During the payout, Junito insisted to one of the DSWD workers conducting the payout to take a photo of him while he expresses his appreciation about the program. With a big smile, Junito shared, “Magpasalamaton ako sa DSWD kay natabangan ko ug ang uban pa nga sama nako nga tigulang ug luya na. Untana padayonon pa nila ilang nindot nga programa aron nga ang mga tigulang nga sama nako nga walay panginabuhian, matabangan gihapon samtang buhi pa (I am grateful to DSWD for their assistance to frail elderlies like me. I wish they would continue their delightful program in helping the senior citizens who do not have many resources, yet still are trying to live comfortably).”
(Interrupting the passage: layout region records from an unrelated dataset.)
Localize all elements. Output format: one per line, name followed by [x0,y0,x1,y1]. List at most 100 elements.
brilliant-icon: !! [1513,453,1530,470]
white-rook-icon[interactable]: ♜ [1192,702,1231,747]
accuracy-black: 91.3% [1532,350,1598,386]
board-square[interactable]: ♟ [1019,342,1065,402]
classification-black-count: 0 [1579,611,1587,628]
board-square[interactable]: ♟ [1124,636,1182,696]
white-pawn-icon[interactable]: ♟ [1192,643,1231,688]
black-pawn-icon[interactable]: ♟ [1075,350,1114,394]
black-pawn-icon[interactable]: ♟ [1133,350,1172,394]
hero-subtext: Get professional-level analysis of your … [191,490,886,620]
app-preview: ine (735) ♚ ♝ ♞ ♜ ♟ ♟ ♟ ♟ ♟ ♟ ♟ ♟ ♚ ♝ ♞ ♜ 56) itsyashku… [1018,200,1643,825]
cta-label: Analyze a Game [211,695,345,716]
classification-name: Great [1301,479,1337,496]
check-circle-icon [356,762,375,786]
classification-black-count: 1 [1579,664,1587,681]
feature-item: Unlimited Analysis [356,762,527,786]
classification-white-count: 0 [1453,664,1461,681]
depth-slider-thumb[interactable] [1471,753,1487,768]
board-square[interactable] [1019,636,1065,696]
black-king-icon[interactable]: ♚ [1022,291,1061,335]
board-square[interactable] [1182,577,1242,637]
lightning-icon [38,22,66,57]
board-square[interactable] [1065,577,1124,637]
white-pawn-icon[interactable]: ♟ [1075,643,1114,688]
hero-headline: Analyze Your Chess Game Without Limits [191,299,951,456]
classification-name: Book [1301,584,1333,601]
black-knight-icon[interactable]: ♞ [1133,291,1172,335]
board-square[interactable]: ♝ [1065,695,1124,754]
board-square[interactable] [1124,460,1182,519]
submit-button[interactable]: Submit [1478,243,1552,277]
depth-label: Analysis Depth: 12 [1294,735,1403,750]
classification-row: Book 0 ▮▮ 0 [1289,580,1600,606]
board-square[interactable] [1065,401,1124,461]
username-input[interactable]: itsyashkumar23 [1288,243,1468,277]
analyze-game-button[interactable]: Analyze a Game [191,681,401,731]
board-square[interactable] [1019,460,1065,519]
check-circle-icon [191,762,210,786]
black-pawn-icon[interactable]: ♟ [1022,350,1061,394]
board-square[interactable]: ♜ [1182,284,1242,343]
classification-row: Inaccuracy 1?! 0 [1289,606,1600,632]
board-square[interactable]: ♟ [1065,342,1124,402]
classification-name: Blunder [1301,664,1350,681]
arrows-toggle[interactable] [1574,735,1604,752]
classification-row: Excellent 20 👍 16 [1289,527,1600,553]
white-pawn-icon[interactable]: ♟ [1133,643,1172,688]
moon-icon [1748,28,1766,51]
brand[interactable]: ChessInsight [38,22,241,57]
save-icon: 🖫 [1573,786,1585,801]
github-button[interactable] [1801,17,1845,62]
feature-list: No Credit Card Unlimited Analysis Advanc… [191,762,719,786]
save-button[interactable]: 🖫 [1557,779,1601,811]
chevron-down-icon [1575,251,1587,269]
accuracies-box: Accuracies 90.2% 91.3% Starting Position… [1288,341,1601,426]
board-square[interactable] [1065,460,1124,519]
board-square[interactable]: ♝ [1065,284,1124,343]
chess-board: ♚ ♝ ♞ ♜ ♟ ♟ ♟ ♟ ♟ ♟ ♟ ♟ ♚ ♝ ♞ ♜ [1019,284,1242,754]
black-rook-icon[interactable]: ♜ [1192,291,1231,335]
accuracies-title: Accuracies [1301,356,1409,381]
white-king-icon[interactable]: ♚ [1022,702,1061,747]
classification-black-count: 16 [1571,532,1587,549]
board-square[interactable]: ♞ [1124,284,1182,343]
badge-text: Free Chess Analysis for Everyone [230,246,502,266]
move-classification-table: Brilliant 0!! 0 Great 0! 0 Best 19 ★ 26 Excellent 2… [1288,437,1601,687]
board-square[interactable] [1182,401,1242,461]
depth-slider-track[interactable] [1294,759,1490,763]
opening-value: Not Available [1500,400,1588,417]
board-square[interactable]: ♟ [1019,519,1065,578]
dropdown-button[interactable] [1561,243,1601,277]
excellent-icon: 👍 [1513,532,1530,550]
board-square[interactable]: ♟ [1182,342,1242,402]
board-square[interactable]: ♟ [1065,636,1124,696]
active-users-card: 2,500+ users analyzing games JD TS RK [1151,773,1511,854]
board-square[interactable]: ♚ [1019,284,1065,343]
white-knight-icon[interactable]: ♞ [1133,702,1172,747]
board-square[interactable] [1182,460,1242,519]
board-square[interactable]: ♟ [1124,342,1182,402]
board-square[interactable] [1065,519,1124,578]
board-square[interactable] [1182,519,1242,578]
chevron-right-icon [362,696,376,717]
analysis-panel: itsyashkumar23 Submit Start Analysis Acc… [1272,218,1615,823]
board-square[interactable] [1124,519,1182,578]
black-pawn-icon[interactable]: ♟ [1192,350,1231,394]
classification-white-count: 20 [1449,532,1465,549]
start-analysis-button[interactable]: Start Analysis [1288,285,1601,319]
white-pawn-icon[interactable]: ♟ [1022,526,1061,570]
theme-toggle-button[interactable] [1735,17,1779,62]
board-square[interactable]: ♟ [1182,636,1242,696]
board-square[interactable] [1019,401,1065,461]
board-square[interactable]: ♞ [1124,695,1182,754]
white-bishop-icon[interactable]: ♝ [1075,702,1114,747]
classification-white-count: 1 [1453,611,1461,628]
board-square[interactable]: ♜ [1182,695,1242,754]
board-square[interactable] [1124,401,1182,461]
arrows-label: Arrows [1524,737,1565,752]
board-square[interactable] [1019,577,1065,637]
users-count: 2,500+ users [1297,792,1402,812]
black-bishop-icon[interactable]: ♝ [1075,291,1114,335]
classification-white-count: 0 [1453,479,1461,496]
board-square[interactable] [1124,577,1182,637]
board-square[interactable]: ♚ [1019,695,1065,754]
Amidst being frail and sickly, Juanito still shows positivity. It is clear that he values each day he faces as he age amidst the hardships he faces. He reminds everyone that even if one is already facing their sunset years, one can still remain hopeful and buoyant.
Alpia, Maura and Juanito are only a few of the hundreds of thousands of beneficiaries of Social Pension for Indigent Senior Citizens Program in Caraga who would like to voice their gratitude to the government, through DSWD.
With great responsibility in taking care and addressing the needs of the poor, marginalized, and disadvantaged, just like the indigent senior citizens in the country, DSWD strives to bring its timely and efficient programs and services, especially that people are depending on them for their safety and survival.